You are absolutely right; small changes that become second nature are a great way to go about it. I often find that people start training with me and have the grandiose idea that they will now also exercise every day on their own (or eat no more junk food …. you name it). I try to tone it down by saying something like: “That is a fabulous idea, and it would be a wonderful end result. If you can manage it: great. What I would like for you initially to do on a daily (weekly) basis is ………” I then suggest a goal that seems realistically achievable.
Then, when they express frustration, you can get back with a diplomatic version of ‘I told you so’ but are also able to point to the progress made against the goals that you suggested.
This keeps the conversation on a positive note.
I wish you good luck.
Often drastic changes are unsuccessful when it comes to eating habits. I will ask the client what one thing they could work on this week that will get them to their goal. Then we build on the wins. If they have been challenged that week we work on fractionating the goal into more managable bites or take a look at S.M.A.R.T ness of that goal.
I agree with Danielle.
Assist your clients in developing SMART goals and never forget that if your clients are changing their behaviors self-efficacy in the new behavior will be low.
Keep in mind that you are asking your client to adopt a new behavior that they’ve never engaged in before and that past experience with a behavior is correlated to self-efficacy.
Hope this is of help to you.
I agree with what the others have said here. I would add that reminding my clients that we’re in this for the long-haul; here to make a lifelong, lifestyle change in their eating habits, and that this journey cannot be made, or at least sustained, by trying to make it in a drastic way. I remind them that if some of the ‘drastic diets’ that they may have heard or read about truly worked over the long haul, then the market place would not be inundated with literally hundreds of diets. I usually also ask them whether they think they could sustain ‘XYZ’ drastic diet for the remainder of their lives, and the honest answer that usually comes back is ‘no.’ Small, steady changes towards a healthy diet IS sustainable and doable, and their best way to success.
You’ve gotten some great responses. I also relate it to other areas of their lives. They work toward achieving a promotion, a degree, a certification, etc. Its a process. Small steps are taken for them to achieve their end result. The same goes with exercise and nutrition.
Small steps ensure that they have the foundation to progress to the next level.
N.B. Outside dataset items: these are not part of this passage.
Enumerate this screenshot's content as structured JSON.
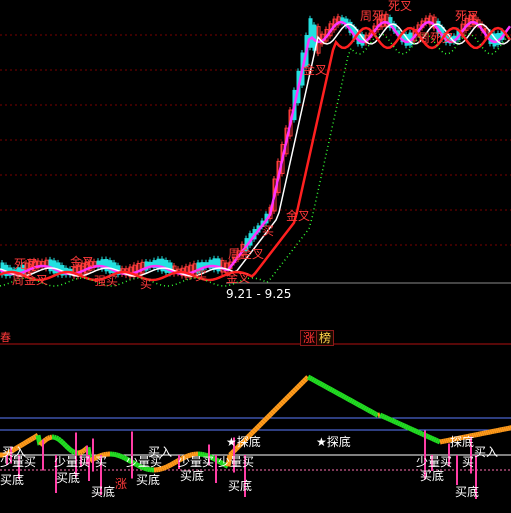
{
  "colors": {
    "background": "#000000",
    "grid_red": "#7a0000",
    "hline_blue": "#5b7bff",
    "price_white": "#ffffff",
    "ma_magenta": "#ff33ff",
    "ma_red": "#ff2020",
    "ma_green_dots": "#33ff33",
    "osc_orange": "#ff9a1a",
    "osc_green": "#22dd22",
    "bar_pink": "#ff3da6"
  },
  "upper_panel": {
    "date_range": "9.21 - 9.25",
    "labels": {
      "jincha": "金叉",
      "sicha": "死叉",
      "mai": "买",
      "zhou_jincha": "周金叉",
      "zhou_sicha": "周死叉",
      "zhou_si": "周死",
      "qiang_mai": "强买"
    }
  },
  "divider": {
    "left_mark": "春",
    "tag_zhang": "涨",
    "tag_bang": "榜"
  },
  "lower_panel": {
    "labels": {
      "tandi": "探底",
      "star_tandi": "★探底",
      "maidi": "买底",
      "xiaoliang_mai": "少量买",
      "mairu": "买入",
      "mai": "买",
      "zhang": "涨"
    }
  }
}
Small steps ensure lasting success (why do so many new year resolutions fall by the wayside come Valentine’s Day?).
They usually buy into this. It also makes it more managable for them. I also make sure that I celebrate their enthusiasm, but remind them that I want them to make lasting changes, not changes that they won’t be able to maintain for a lifetime. That means that we educate as well as demonstrate what and how they can change their lifestyle to meet their goals. And, as the others have stated, I try to lead them to making the decision as to what they’d like to focus on first. Then get them to come up with a SMART goal, which I write in my notes regarding the session, and then follow-up with them on at the next session.